Abstract:
Today development of the internet has made Afaan Oromo texts easily available and
widespread online. Along with the ever-increasing volume of information resources, there is
an increasing interest in better solutions for finding, filtering, and organizing these resources
and automatic text classification is an invertible solution for it. Text classification (TC) is also
called text categorization which means classifying text or document to predefined labels. This
study is proposed to utilize the deep learning algorithm with word embedding on Afaan
Oromo’s news text classifications. Because feature value extraction in news is difficult, this
work provides deep learning algorithm for news text classification. To classify the text data,
the earlier approaches used a bag of words to represent the words of the text data, and the
information gained from word order, which is an important factor for the classification of news
text was not considered. Although the earlier models have a low time complexity, the context
and potential semantic relationship of text words are not fully considered, and as the number
of the feature and classes increased the accuracy of the models decreased. The objective of this
thesis is to apply deep learning approaches to Afaan Oromo news text categorization using
CNN, LSTM, and BiLSTM algorithm which is a variant of RNN with word embedding, and to
recommend the best for the problem at hand.
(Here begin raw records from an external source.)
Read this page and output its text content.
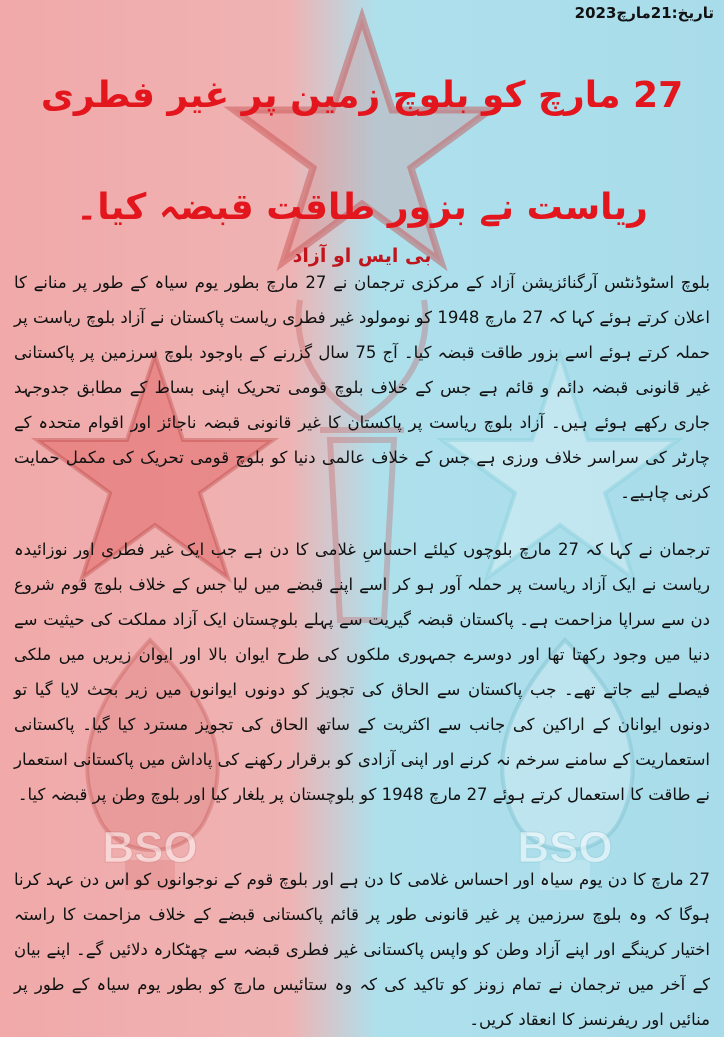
BSO	BSO
تاریخ:21مارچ2023
27 مارچ کو بلوچ زمین پر غیر فطری ریاست نے بزور طاقت قبضہ کیا۔
بی ایس او آزاد

بلوچ اسٹوڈنٹس آرگنائزیشن آزاد کے مرکزی ترجمان نے 27 مارچ بطور یوم سیاہ کے طور پر منانے کا اعلان کرتے ہوئے کہا کہ 27 مارچ 1948 کو نومولود غیر فطری ریاست پاکستان نے آزاد بلوچ ریاست پر حملہ کرتے ہوئے اسے بزور طاقت قبضہ کیا۔ آج 75 سال گزرنے کے باوجود بلوچ سرزمین پر پاکستانی غیر قانونی قبضہ دائم و قائم ہے جس کے خلاف بلوچ قومی تحریک اپنی بساط کے مطابق جدوجہد جاری رکھے ہوئے ہیں۔ آزاد بلوچ ریاست پر پاکستان کا غیر قانونی قبضہ ناجائز اور اقوام متحدہ کے چارٹر کی سراسر خلاف ورزی ہے جس کے خلاف عالمی دنیا کو بلوچ قومی تحریک کی مکمل حمایت کرنی چاہیے۔

ترجمان نے کہا کہ 27 مارچ بلوچوں کیلئے احساسِ غلامی کا دن ہے جب ایک غیر فطری اور نوزائیدہ ریاست نے ایک آزاد ریاست پر حملہ آور ہو کر اسے اپنے قبضے میں لیا جس کے خلاف بلوچ قوم شروع دن سے سراپا مزاحمت ہے۔ پاکستان قبضہ گیریت سے پہلے بلوچستان ایک آزاد مملکت کی حیثیت سے دنیا میں وجود رکھتا تھا اور دوسرے جمہوری ملکوں کی طرح ایوان بالا اور ایوان زیریں میں ملکی فیصلے لیے جاتے تھے۔ جب پاکستان سے الحاق کی تجویز کو دونوں ایوانوں میں زیر بحث لایا گیا تو دونوں ایوانان کے اراکین کی جانب سے اکثریت کے ساتھ الحاق کی تجویز مسترد کیا گیا۔ پاکستانی استعماریت کے سامنے سرخم نہ کرنے اور اپنی آزادی کو برقرار رکھنے کی پاداش میں پاکستانی استعمار نے طاقت کا استعمال کرتے ہوئے 27 مارچ 1948 کو بلوچستان پر یلغار کیا اور بلوچ وطن پر قبضہ کیا۔

27 مارچ کا دن یوم سیاہ اور احساس غلامی کا دن ہے اور بلوچ قوم کے نوجوانوں کو اس دن عہد کرنا ہوگا کہ وہ بلوچ سرزمین پر غیر قانونی طور پر قائم پاکستانی قبضے کے خلاف مزاحمت کا راستہ اختیار کرینگے اور اپنے آزاد وطن کو واپس پاکستانی غیر فطری قبضہ سے چھٹکارہ دلائیں گے۔ اپنے بیان کے آخر میں ترجمان نے تمام زونز کو تاکید کی کہ وہ ستائیس مارچ کو بطور یوم سیاہ کے طور پر منائیں اور ریفرنسز کا انعقاد کریں۔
To develop these models in this study, six
thousand one hundred ten (6110) newly collected and annotated news datasets have been used
to build the model for the Afaan Oromo language and around 1,731,856 unannotated words
are scraped from the Afaan Oromo news domain to develop pre-trained word embedding
model. In this work, various natural language processing tasks such as text preprocessing
which includes normalization, tokenization, text cleaning, and removal of stop words are
performed. For word representation, word2vec word embedding of probability word
predictions is selected as it shows great accuracy than the fastText and embedded. Lastly, the
result of our models is compared and CNN has great accuracy with 98.4% accuracy, and
98.4% precision and LSTM and BiLSTM have got 95% accuracy, and 94% precision, and
97.28% accuracy, and 97.36% precision respectively.